Apart from particular directions in which enquiry needed to be pursued, it was felt in England that the only nation which had founded a settlement on the Australian continent was under an obligation to complete the exploration of the country. The French had already sent out two scientific expeditions with instructions to examine the unknown southern coasts; and if shipwreck had not destroyed the first, and want of fresh water diverted the second, the credit of finishing the outline of the map of Australia would have been earned for France. "Many circumstances, indeed," wrote Flinders, "united to render the south coast of Terra Australis one of the most interesting parts of the globe to which discovery could be directed at the beginning of the nineteenth century. Its investigation had formed a part of the instructions to the unfortunate French navigator, Lapérouse, and afterwards of those to his countryman Dentrecasteaux; and it was not without some reason attributed to England as a reproach that an imaginary line of more than two hundred and fifty leagues' extent in the vicinity of one of her colonies should have been so long suffered to remain traced upon the charts under the title of Unknown Coast.
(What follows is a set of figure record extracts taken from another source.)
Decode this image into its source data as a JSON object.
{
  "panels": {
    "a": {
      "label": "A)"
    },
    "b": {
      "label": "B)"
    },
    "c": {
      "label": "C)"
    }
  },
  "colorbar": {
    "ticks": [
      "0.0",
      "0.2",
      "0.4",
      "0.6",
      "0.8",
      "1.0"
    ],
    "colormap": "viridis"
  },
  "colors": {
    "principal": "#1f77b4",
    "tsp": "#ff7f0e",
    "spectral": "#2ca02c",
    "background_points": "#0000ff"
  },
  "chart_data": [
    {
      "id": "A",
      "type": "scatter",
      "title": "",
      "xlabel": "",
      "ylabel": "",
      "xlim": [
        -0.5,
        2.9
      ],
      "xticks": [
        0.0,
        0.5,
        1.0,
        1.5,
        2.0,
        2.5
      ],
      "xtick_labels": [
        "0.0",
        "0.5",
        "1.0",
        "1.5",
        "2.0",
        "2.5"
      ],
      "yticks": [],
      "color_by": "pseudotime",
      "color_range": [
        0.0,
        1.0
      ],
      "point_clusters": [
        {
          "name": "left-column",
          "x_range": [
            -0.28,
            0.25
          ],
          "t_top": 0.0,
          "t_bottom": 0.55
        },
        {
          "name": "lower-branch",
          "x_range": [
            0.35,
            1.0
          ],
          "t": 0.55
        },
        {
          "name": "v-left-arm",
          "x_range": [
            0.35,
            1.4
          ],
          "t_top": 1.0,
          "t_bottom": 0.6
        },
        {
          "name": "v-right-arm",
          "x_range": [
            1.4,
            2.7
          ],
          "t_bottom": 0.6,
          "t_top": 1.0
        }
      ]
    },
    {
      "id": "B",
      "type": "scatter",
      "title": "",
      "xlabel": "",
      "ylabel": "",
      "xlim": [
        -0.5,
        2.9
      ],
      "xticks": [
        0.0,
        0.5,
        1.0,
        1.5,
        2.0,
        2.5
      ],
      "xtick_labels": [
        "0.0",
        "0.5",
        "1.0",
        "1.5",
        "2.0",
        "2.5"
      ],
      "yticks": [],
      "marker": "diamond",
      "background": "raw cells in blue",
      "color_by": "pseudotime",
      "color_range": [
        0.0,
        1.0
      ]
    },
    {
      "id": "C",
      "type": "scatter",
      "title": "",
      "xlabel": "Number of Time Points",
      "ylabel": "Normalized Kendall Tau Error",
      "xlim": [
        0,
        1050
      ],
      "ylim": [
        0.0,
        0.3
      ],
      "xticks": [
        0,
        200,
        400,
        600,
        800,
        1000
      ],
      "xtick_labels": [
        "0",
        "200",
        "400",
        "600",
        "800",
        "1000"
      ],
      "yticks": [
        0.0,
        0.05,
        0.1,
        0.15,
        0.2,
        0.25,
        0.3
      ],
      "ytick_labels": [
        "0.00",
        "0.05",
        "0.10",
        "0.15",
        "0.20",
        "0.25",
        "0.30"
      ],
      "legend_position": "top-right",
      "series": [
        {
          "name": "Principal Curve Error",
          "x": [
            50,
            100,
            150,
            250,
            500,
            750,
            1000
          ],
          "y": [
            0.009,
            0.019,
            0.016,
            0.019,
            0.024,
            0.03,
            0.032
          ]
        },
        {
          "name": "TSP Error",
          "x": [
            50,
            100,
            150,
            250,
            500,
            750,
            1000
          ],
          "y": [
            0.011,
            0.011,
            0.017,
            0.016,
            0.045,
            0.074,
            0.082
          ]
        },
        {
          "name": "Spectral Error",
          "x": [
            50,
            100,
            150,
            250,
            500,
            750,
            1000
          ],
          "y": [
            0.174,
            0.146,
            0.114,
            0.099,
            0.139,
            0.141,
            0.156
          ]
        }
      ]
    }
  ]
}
This comported ill with her reputation as the first of maritime powers."

We shall see how predominant was the share of Flinders in the settlement of these problems, the filling up of these gaps.
  1. The Christian Topography of Cosmas,translated by J. W. McCrindle, p. 17 (Hakluyt Society).
  2. Modern Geography II., 588.
  3. Professor Blumenbach according to Lang, Historical Account of New South Wales, (1837) II., 142.
  4. Called an "Abridged Narrative"—Flinders' Papers.